Wall Street’s Largest Oil Trade (2017)(bloomberg.com) |
Wall Street’s Largest Oil Trade (2017)(bloomberg.com) |
The article is from 2017, but Mexico has been doing the same trades still every year - for example:
https://www.worldoil.com/news/2020/1/3/mexico-hedges-2020-cr...
This is from this January 2020 - they hedged at $49 per barrel... just before the coronavirus demand shock and oil price fall... another great Hacienda hedge.
This is a case where a hedge plays out well, and the main motive for their play is stability for their government spending. Good for the citizens of Mexico
> From 2001 to 2017, the country made a profit of $2.4 billion.
The people who hedge, were doing so because they need time to adjust their supply to demand. This is a fact of reality, and hedging is the tool that allows producers to purchase insurance against sudden changes they couldn't otherwise deal with.
Mexico or whoever, paid for their hedges, so on net it isn't some special advantage they have. It's not about preventing adjustment to demand, but about having the producers who more easily can, do so instead.
Remember: producing oil costs Mexico. They can collect on the puts without producing oil.
If the oil prices drop below Mexico's production cost, whether it's useful for them to continue producing depends on the impact their have on world prices, and thus the payout for their puts.
It's just insurance so when the prices crash the country doesn't go with it. Since no insurance company in the world can insure even a small govt, the only way to go for it is with financial instruments.
We rather lose a bit of money during the good times and not get wiped during the bad times.
It also seems Hacienda is quite decent at reading the markets from the article, I didn't know as much.

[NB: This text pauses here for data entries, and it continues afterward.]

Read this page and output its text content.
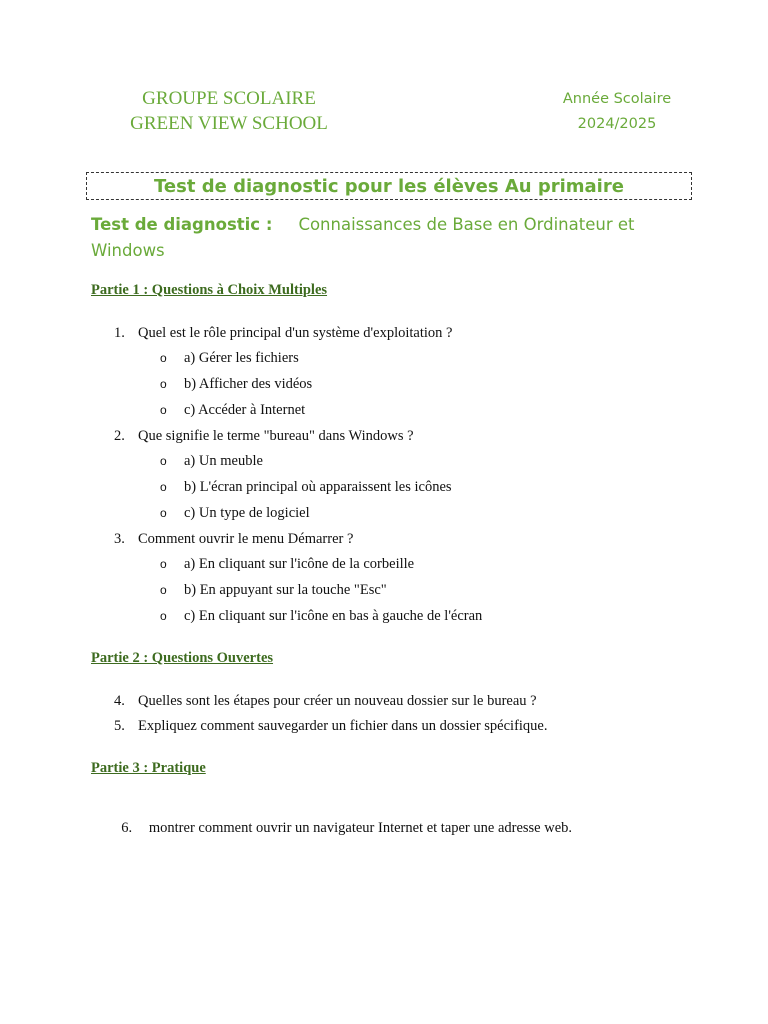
GROUPE SCOLAIRE
GREEN VIEW SCHOOL
Année Scolaire
2024/2025
Test de diagnostic pour les élèves Au primaire
Test de diagnostic : Connaissances de Base en Ordinateur et
Windows
Partie 1 : Questions à Choix Multiples
1. Quel est le rôle principal d'un système d'exploitation ?
o a) Gérer les fichiers
o b) Afficher des vidéos
o c) Accéder à Internet
2. Que signifie le terme "bureau" dans Windows ?
o a) Un meuble
o b) L'écran principal où apparaissent les icônes
o c) Un type de logiciel
3. Comment ouvrir le menu Démarrer ?
o a) En cliquant sur l'icône de la corbeille
o b) En appuyant sur la touche "Esc"
o c) En cliquant sur l'icône en bas à gauche de l'écran
Partie 2 : Questions Ouvertes
4. Quelles sont les étapes pour créer un nouveau dossier sur le bureau ?
5. Expliquez comment sauvegarder un fichier dans un dossier spécifique.
Partie 3 : Pratique

6. montrer comment ouvrir un navigateur Internet et taper une adresse web.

Also, It doesn't matter if their hedge costs as much as what it earns them over the years, the advantage they have right now is still real. And while yes, hedging is a common form of insurance in the oil industry, I don't know of any other oil producing state that hedges so much of their production.
So what I meant in my comment is that the revenue stability they have right now but other oil producers don't gives them an outsized negotiating power versus a country like for example Angola, that really cannot afford to not cut production if the Saudis demand it.
Oh, and of course, this is all politics. They are not just maximizing profits, but they also have to worry about the optics of firing redundant workers, if they stop production.